For 24 hours, members of several Oxford churches and ministries will come together to pray for those in local, state and national government, school officials and law enforcement during the annual National Day of Prayer.
Volunteers from each church will begin meeting at the Burns-Belfry Museum and Multicultural Center at 6 p.m. Wednesday. Each group will receive a folder with names in it and spend about an hour praying for the people on the list.
The prayer vigil will last 24 hours and end at 6 p.m. Thursday, which is the National Day of Prayer.
“There will be folders that contain the names of our leaders in our national, state, city and county governments,” said Janet Davis, who is co-chair for the event along with Sara Pugh. “There will be folders with the names of all our local policemen and firemen and we will pray for each one.”
The annual event in Oxford started in 2010.

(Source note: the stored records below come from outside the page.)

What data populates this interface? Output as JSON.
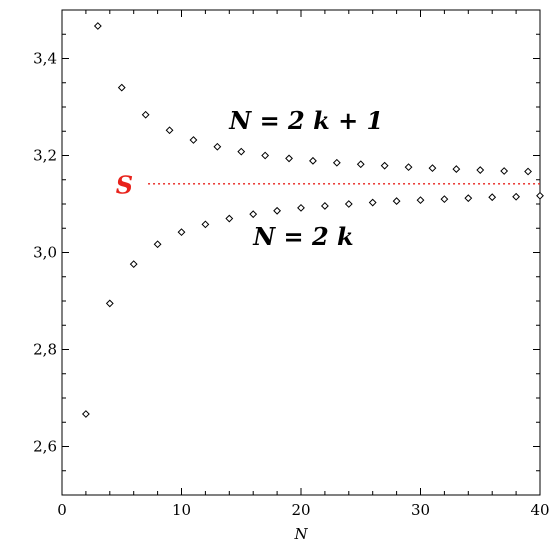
{
  "chart_data": {
    "type": "scatter",
    "title": "",
    "xlabel": "N",
    "ylabel": "",
    "xlim": [
      0,
      40
    ],
    "ylim": [
      2.5,
      3.5
    ],
    "x_ticks": [
      0,
      10,
      20,
      30,
      40
    ],
    "x_tick_labels": [
      "0",
      "10",
      "20",
      "30",
      "40"
    ],
    "y_ticks": [
      2.6,
      2.8,
      3.0,
      3.2,
      3.4
    ],
    "y_tick_labels": [
      "2,6",
      "2,8",
      "3,0",
      "3,2",
      "3,4"
    ],
    "x_minor_step": 2,
    "y_minor_step": 0.05,
    "grid": false,
    "marker": "diamond-open",
    "marker_color": "#000000",
    "series": [
      {
        "x": [
          2,
          4,
          6,
          8,
          10,
          12,
          14,
          16,
          18,
          20,
          22,
          24,
          26,
          28,
          30,
          32,
          34,
          36,
          38,
          40
        ],
        "y": [
          2.667,
          2.895,
          2.976,
          3.017,
          3.042,
          3.058,
          3.07,
          3.079,
          3.086,
          3.092,
          3.096,
          3.1,
          3.103,
          3.106,
          3.108,
          3.11,
          3.112,
          3.114,
          3.115,
          3.117
        ]
      },
      {
        "x": [
          3,
          5,
          7,
          9,
          11,
          13,
          15,
          17,
          19,
          21,
          23,
          25,
          27,
          29,
          31,
          33,
          35,
          37,
          39
        ],
        "y": [
          3.467,
          3.34,
          3.284,
          3.252,
          3.232,
          3.218,
          3.208,
          3.2,
          3.194,
          3.189,
          3.185,
          3.182,
          3.179,
          3.176,
          3.174,
          3.172,
          3.17,
          3.168,
          3.167
        ]
      }
    ],
    "reference_line": {
      "y": 3.1416,
      "x_range": [
        7.2,
        40
      ],
      "color": "#e8221b",
      "style": "dotted",
      "label": "S"
    },
    "annotations": [
      {
        "text": "N = 2 k + 1",
        "x": 14,
        "y": 3.255,
        "color": "#000000"
      },
      {
        "text": "N = 2 k",
        "x": 16,
        "y": 3.015,
        "color": "#000000"
      },
      {
        "text": "S",
        "x": 4.5,
        "y": 3.122,
        "color": "#e8221b"
      }
    ]
  }
}
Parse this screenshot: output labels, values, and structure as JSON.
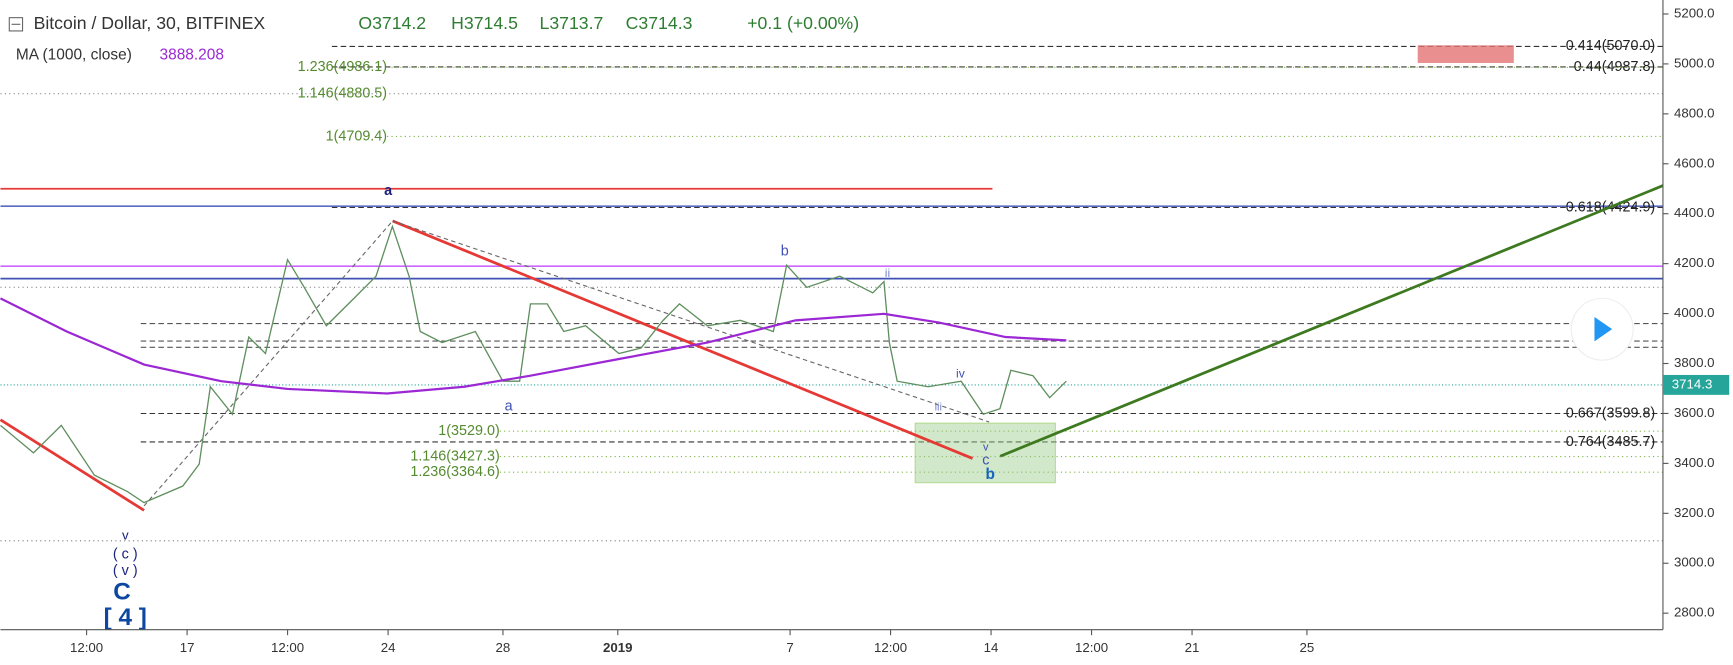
{
  "chart_data": {
    "type": "line",
    "title": "Bitcoin / Dollar, 30, BITFINEX",
    "ohlc": [
      "O3714.2",
      "H3714.5",
      "L3713.7",
      "C3714.3",
      "+0.1 (+0.00%)"
    ],
    "indicator": {
      "name": "MA (1000, close)",
      "value": 3888.208
    },
    "last_price": {
      "value": 3714.3,
      "label": "3714.3"
    },
    "xlim": [
      10.5,
      68.4
    ],
    "xticks": [
      {
        "value": 13.5,
        "label": "12:00"
      },
      17,
      {
        "value": 20.5,
        "label": "12:00"
      },
      24,
      28,
      {
        "value": 32,
        "label": "2019"
      },
      {
        "value": 38,
        "label": "7"
      },
      {
        "value": 41.5,
        "label": "12:00"
      },
      {
        "value": 45,
        "label": "14"
      },
      {
        "value": 48.5,
        "label": "12:00"
      },
      {
        "value": 52,
        "label": "21"
      },
      {
        "value": 56,
        "label": "25"
      }
    ],
    "ylim": [
      2734,
      5256
    ],
    "yticks": [
      {
        "value": 2800,
        "label": "2800.0"
      },
      {
        "value": 3000,
        "label": "3000.0"
      },
      {
        "value": 3200,
        "label": "3200.0"
      },
      {
        "value": 3400,
        "label": "3400.0"
      },
      {
        "value": 3600,
        "label": "3600.0"
      },
      {
        "value": 3800,
        "label": "3800.0"
      },
      {
        "value": 4000,
        "label": "4000.0"
      },
      {
        "value": 4200,
        "label": "4200.0"
      },
      {
        "value": 4400,
        "label": "4400.0"
      },
      {
        "value": 4600,
        "label": "4600.0"
      },
      {
        "value": 4800,
        "label": "4800.0"
      },
      {
        "value": 5000,
        "label": "5000.0"
      },
      {
        "value": 5200,
        "label": "5200.0"
      }
    ],
    "series": [
      {
        "name": "Price",
        "color": "#5f8f5f",
        "x": [
          10.5,
          11.65,
          12.62,
          13.77,
          14.92,
          15.5,
          16.85,
          17.42,
          17.81,
          18.58,
          19.15,
          19.73,
          20.5,
          21.08,
          21.85,
          22.81,
          23.58,
          24.15,
          24.73,
          25.12,
          25.88,
          27.04,
          28,
          28.58,
          28.96,
          29.54,
          30.12,
          30.88,
          32.04,
          32.81,
          33.58,
          34.15,
          35.12,
          36.27,
          37.42,
          37.88,
          38.58,
          39.73,
          40.88,
          41.27,
          41.46,
          41.73,
          42.81,
          43.96,
          44.73,
          45.31,
          45.69,
          46.46,
          47.04,
          47.62
        ],
        "values": [
          3552,
          3442,
          3552,
          3353,
          3287,
          3243,
          3309,
          3397,
          3707,
          3597,
          3906,
          3840,
          4216,
          4105,
          3951,
          4061,
          4150,
          4349,
          4150,
          3928,
          3884,
          3928,
          3729,
          3729,
          4039,
          4039,
          3928,
          3951,
          3840,
          3862,
          3973,
          4039,
          3951,
          3973,
          3928,
          4194,
          4105,
          4150,
          4083,
          4128,
          3884,
          3729,
          3707,
          3729,
          3597,
          3619,
          3773,
          3751,
          3663,
          3729
        ]
      },
      {
        "name": "MA",
        "color": "#9c27d4",
        "x": [
          10.5,
          12.81,
          15.5,
          18.19,
          20.5,
          23.96,
          26.65,
          28.96,
          32.04,
          35.12,
          38.19,
          41.27,
          43.19,
          45.5,
          47.62
        ],
        "values": [
          4061,
          3928,
          3796,
          3729,
          3698,
          3680,
          3707,
          3751,
          3818,
          3884,
          3973,
          3999,
          3964,
          3906,
          3893
        ]
      }
    ],
    "fib_right": [
      {
        "value": 5070,
        "label": "0.414(5070.0)"
      },
      {
        "value": 4987.8,
        "label": "0.44(4987.8)"
      },
      {
        "value": 4424.9,
        "label": "0.618(4424.9)"
      },
      {
        "value": 3599.8,
        "label": "0.667(3599.8)"
      },
      {
        "value": 3485.7,
        "label": "0.764(3485.7)"
      }
    ],
    "fib_left": [
      {
        "value": 4986.1,
        "label": "1.236(4986.1)"
      },
      {
        "value": 4880.5,
        "label": "1.146(4880.5)"
      },
      {
        "value": 4709.4,
        "label": "1(4709.4)"
      },
      {
        "value": 3529,
        "label": "1(3529.0)"
      },
      {
        "value": 3427.3,
        "label": "1.146(3427.3)"
      },
      {
        "value": 3364.6,
        "label": "1.236(3364.6)"
      }
    ],
    "hlines": [
      {
        "value": 4500,
        "color": "#e53935"
      },
      {
        "value": 4430,
        "color": "#5c6bc0"
      },
      {
        "value": 4190,
        "color": "#cc66ff"
      },
      {
        "value": 4140,
        "color": "#3f51b5"
      },
      {
        "value": 4105,
        "color": "#888888"
      },
      {
        "value": 3960,
        "color": "#555555"
      },
      {
        "value": 3890,
        "color": "#555555"
      },
      {
        "value": 3865,
        "color": "#555555"
      },
      {
        "value": 3090,
        "color": "#777777"
      }
    ],
    "waves": [
      "a",
      "b",
      "ii",
      "iv",
      "iii",
      "v",
      "c",
      "b",
      "a",
      "v",
      "( c )",
      "( v )",
      "C",
      "[ 4 ]"
    ]
  }
}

On Thursday, a community lunch will be held at 11 a.m. at First Baptist Church, followed by a ceremony in front of the Courthouse at noon.
“We will shuttle people over to the Courthouse from the church, or they can walk if they’d like to,” Davis said.
At the brief ceremony, local pastors and community leaders will speak and pray for the nation and the LOU community.
Second-grade students from Regents School of Oxford will be reading from prayer letters they wrote recently in school.
The National Day of Prayer was created in 1952 by a joint resolution of Congress and signed into law by President Harry S. Truman.
In 1988, the law was unanimously amended by both the House and the Senate and signed into law by President Ronald Reagan on May 5, 1988, designating the first Thursday of May as a day of national prayer. Every president since 1952 has signed a National Day of Prayer proclamation.